今年は絶品のカヴァーアルバムを既にリリース済ですから、アンチェファンにとっては大豊作の年というコトになりますね(笑)
正直、出てすぐに聴いた時思ったのは“いいんだけど、『Eat The Moon』の方が好きだな~”だったんです(苦笑)
UNCHAIN史上、最もポップと言ってもいい振り切れ方に若干の違和感があったり。
しかし、今回レヴューをリクエストされてから集中的に聴き返した結果、その評価は少し軌道修正。前作に匹敵する名盤と言ってもイイと思います。
今回のキモは、ポップさ加減以上にバンドとしての一体感の強さ。メインヴォーカルの谷川氏だけでなく、ギターの佐藤くんやベースの谷くんがヴォーカルをとる曲が収められたりして、バンドの成熟と結束を感じる1枚になりました。
音楽的にも、彼らの良い意味でのゴッタ煮感(笑)が強くなってて非常に面白い。オープニングを飾る「Makin' Pleasure Cake」から軽やかなギターと小粋なリズムセクションが全開。続く「Take Your Mark」は、サビなんか典型的UNCHAINサウンドと思いきや、エッジィなギターソロ直後のBメロがメロウ&ジャジィだったりして。
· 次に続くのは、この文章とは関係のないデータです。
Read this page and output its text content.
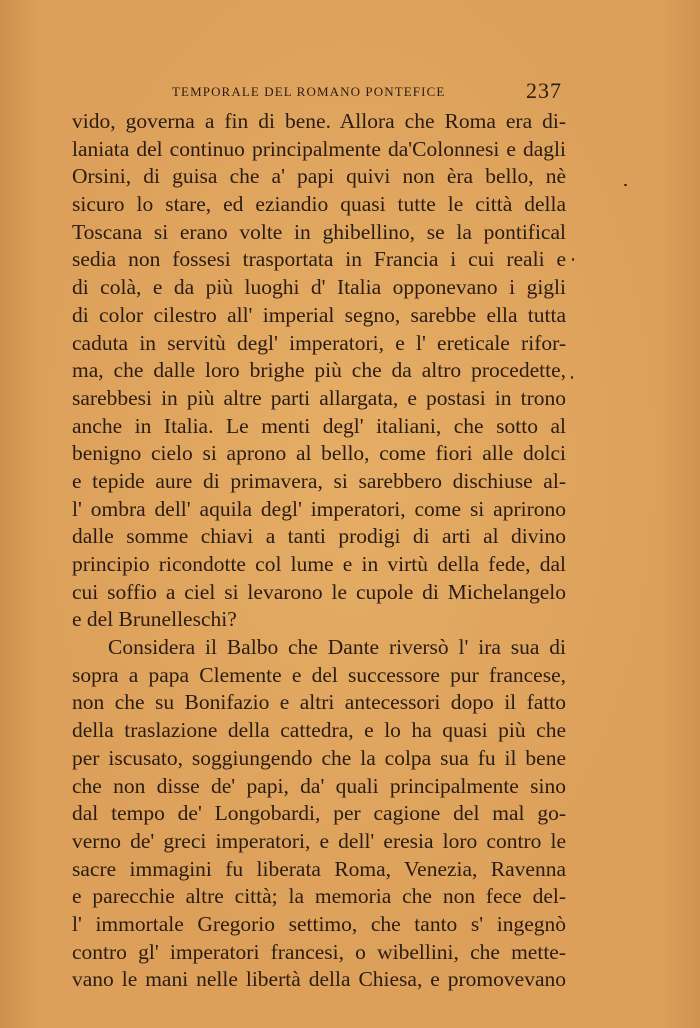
TEMPORALE DEL ROMANO PONTEFICE	237
vido, governa a fin di bene. Allora che Roma era di-
laniata del continuo principalmente da'Colonnesi e dagli
Orsini, di guisa che a' papi quivi non èra bello, nè
sicuro lo stare, ed eziandio quasi tutte le città della
Toscana si erano volte in ghibellino, se la pontifical
sedia non fossesi trasportata in Francia i cui reali e
di colà, e da più luoghi d' Italia opponevano i gigli
di color cilestro all' imperial segno, sarebbe ella tutta
caduta in servitù degl' imperatori, e l' ereticale rifor-
ma, che dalle loro brighe più che da altro procedette,
sarebbesi in più altre parti allargata, e postasi in trono
anche in Italia. Le menti degl' italiani, che sotto al
benigno cielo si aprono al bello, come fiori alle dolci
e tepide aure di primavera, si sarebbero dischiuse al-
l' ombra dell' aquila degl' imperatori, come si aprirono
dalle somme chiavi a tanti prodigi di arti al divino
principio ricondotte col lume e in virtù della fede, dal
cui soffio a ciel si levarono le cupole di Michelangelo
e del Brunelleschi?
Considera il Balbo che Dante riversò l' ira sua di
sopra a papa Clemente e del successore pur francese,
non che su Bonifazio e altri antecessori dopo il fatto
della traslazione della cattedra, e lo ha quasi più che
per iscusato, soggiungendo che la colpa sua fu il bene
che non disse de' papi, da' quali principalmente sino
dal tempo de' Longobardi, per cagione del mal go-
verno de' greci imperatori, e dell' eresia loro contro le
sacre immagini fu liberata Roma, Venezia, Ravenna
e parecchie altre città; la memoria che non fece del-
l' immortale Gregorio settimo, che tanto s' ingegnò
contro gl' imperatori francesi, o wibellini, che mette-
vano le mani nelle libertà della Chiesa, e promovevano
3曲目の「Smile Again」は大好きな曲です。しなやかなギターとドライヴするリズムが溶け合う極上のポップグルーヴ。シティポップな佇まいも感じられるのがまたツボで。
「ジーン・ラプソディ」は、ユーミン的ニューミュージックテイストが漂うミドルポップ。ペダルスティールの柔らかい音色がまた郷愁を誘います。バラッド「The Inner Light」では、谷川くんらしいクリアで粘るヴォーカルが哀感を演出してて。
楽しそうな「Cuckooland」から、ムーンチャイルドを思い出す「迷宮パスワード」への流れも面白いですが、その後に響くABCの「ルック・オブ・ラヴ」風リフが堪らない「King of Comedy」が最高です。佐藤くんのヴォーカルは、谷川くんよりザラついた声質がシティポップテイストにピッタリ。谷くんヴォーカルの「Time Machine Blues」の異質な存在感は端正なアルバムの良いアクセントになってます。
アルバムのテイストを体現する様にポップでしなやかな「Hossana」(途中のゴスペル風コーラス&TOTOの「ロザーナ」を彷彿とさせる“Hossana”のフレーズが秀逸)と、淡々としたAメロ~一気にグルーヴを開放するBメロ~キャッチーなサビという理想的な構成で最後を飾る「ウインド・ギア」がこのアルバムを締めます。
全11曲、全編にフックがちりばめられた緻密なポップアルバムと評価できる秀作だと思います。